It is now very common for landlords to look to increase the monthly rent under assured shorthold tenancies when the fixed term comes to an end. Many talk about general market increases, while others blame the government for their increasing costs by taking away mortgage interest relief and the requirements to meet new EPC standards by 2025.
On a theoretical level it is not an easy task for the landlord to increase rent at the end of the fixed term as they must technically serve notice under section 13 of the Housing Act 1988 and the tenant can then take their case to the First Tier Tribunal (Property Chamber) to ask them to set the rent at market value. However this is a lengthy and costly excursion for both parties, and the practical reality is very different: the landlord can simply serve a section 21 notice to evict the tenant outside of the fixed term if they don’t agree to the proposed rental increase.

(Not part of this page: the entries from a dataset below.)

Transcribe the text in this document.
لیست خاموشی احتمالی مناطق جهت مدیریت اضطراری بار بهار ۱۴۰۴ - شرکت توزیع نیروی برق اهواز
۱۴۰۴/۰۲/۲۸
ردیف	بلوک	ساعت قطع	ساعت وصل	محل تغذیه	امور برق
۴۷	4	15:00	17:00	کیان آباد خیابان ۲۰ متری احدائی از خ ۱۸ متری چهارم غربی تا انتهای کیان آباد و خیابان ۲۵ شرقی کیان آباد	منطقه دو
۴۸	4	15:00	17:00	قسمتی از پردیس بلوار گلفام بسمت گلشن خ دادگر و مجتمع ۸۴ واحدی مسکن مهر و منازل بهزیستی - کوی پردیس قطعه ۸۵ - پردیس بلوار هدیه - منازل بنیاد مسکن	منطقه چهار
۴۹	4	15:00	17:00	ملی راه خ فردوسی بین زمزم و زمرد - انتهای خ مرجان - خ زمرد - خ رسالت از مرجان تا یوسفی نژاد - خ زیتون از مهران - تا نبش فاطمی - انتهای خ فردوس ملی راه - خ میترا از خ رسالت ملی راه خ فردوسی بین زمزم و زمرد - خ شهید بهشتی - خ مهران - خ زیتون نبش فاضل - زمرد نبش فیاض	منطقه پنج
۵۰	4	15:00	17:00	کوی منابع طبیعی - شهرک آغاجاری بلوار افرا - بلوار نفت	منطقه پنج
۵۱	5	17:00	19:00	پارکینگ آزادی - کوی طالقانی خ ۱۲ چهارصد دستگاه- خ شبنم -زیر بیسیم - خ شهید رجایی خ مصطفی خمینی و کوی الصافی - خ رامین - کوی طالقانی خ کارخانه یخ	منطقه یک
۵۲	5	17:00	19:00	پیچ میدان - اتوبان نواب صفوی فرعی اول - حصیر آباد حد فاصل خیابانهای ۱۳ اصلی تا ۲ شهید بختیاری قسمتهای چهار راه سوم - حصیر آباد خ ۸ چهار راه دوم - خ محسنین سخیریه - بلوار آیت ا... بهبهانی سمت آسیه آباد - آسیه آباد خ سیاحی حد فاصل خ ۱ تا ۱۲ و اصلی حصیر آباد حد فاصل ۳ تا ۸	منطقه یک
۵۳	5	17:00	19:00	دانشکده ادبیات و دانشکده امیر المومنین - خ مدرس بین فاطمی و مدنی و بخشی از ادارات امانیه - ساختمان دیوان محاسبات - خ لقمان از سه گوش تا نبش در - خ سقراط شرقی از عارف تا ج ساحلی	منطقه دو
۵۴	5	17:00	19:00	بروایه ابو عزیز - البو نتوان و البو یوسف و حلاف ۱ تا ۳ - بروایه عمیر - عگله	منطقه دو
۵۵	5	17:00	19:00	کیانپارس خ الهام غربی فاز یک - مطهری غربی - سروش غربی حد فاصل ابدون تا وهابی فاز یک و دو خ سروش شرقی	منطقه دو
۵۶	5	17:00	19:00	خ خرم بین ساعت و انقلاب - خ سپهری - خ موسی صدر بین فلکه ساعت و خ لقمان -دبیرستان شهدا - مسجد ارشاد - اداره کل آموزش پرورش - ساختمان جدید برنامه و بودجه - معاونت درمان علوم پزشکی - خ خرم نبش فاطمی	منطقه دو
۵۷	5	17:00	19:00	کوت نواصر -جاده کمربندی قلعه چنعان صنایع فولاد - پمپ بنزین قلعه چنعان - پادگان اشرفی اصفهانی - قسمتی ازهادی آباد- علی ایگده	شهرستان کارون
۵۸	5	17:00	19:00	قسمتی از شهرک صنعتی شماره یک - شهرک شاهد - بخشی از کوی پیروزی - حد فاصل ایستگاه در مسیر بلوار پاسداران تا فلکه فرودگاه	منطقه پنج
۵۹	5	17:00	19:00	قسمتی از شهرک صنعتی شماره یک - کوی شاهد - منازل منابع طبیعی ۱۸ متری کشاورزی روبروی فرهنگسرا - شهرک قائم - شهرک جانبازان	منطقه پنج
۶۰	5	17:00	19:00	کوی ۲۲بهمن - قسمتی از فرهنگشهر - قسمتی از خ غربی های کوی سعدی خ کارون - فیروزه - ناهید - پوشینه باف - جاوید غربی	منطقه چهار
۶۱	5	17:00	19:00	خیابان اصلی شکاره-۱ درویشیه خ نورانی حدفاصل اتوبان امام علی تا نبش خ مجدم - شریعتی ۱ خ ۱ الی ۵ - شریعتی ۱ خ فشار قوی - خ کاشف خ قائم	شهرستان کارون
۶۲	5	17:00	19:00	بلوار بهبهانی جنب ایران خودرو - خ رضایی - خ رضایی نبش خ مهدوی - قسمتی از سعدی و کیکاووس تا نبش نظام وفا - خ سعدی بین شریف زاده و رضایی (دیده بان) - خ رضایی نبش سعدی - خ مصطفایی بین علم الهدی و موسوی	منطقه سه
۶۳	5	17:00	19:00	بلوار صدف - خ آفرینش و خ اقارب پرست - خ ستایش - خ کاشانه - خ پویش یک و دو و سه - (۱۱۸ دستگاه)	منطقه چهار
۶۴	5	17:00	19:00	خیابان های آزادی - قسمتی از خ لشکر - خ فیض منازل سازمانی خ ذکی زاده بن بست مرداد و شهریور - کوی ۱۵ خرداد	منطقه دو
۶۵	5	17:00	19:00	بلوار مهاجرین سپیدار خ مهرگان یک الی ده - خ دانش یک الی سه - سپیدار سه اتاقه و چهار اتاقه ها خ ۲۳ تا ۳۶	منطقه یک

However the government is making continual strong noises to abolish the section 21 notice (a ‘no fault’ eviction process), leaving the landlord with only a section 8 notice (where the landlord must prove the tenant is at fault) by which to evict the tenant.
Potentially good news for tenants, but does this swing the power too far in their favour? Once section 21 notices are abolished, the landlord will only be able to recover possession of their property in the event that the tenant is at significant enough fault (rent arrears, damage to property etc) to justify the court awarding a possession order. So if the tenant is never at fault the landlord may never recover possession of their own property.
Further, if a section 21 notice is not available as an incentive for the tenant to agree a rental increase, then the tenant can (i) refuse any requested rental increases at the end of the fixed term and take the matter to Tribunal and (ii) refuse to enter into any new fixed term tenancies, leaving the tenancy periodic forevermore. This would leave the tenant sitting in the property, after the first fixed term had concluded , with the landlord unable to evict and never able to raise the rent again as long as the tenants remain in the property.
The tug-of-war between landlord and tenant continues.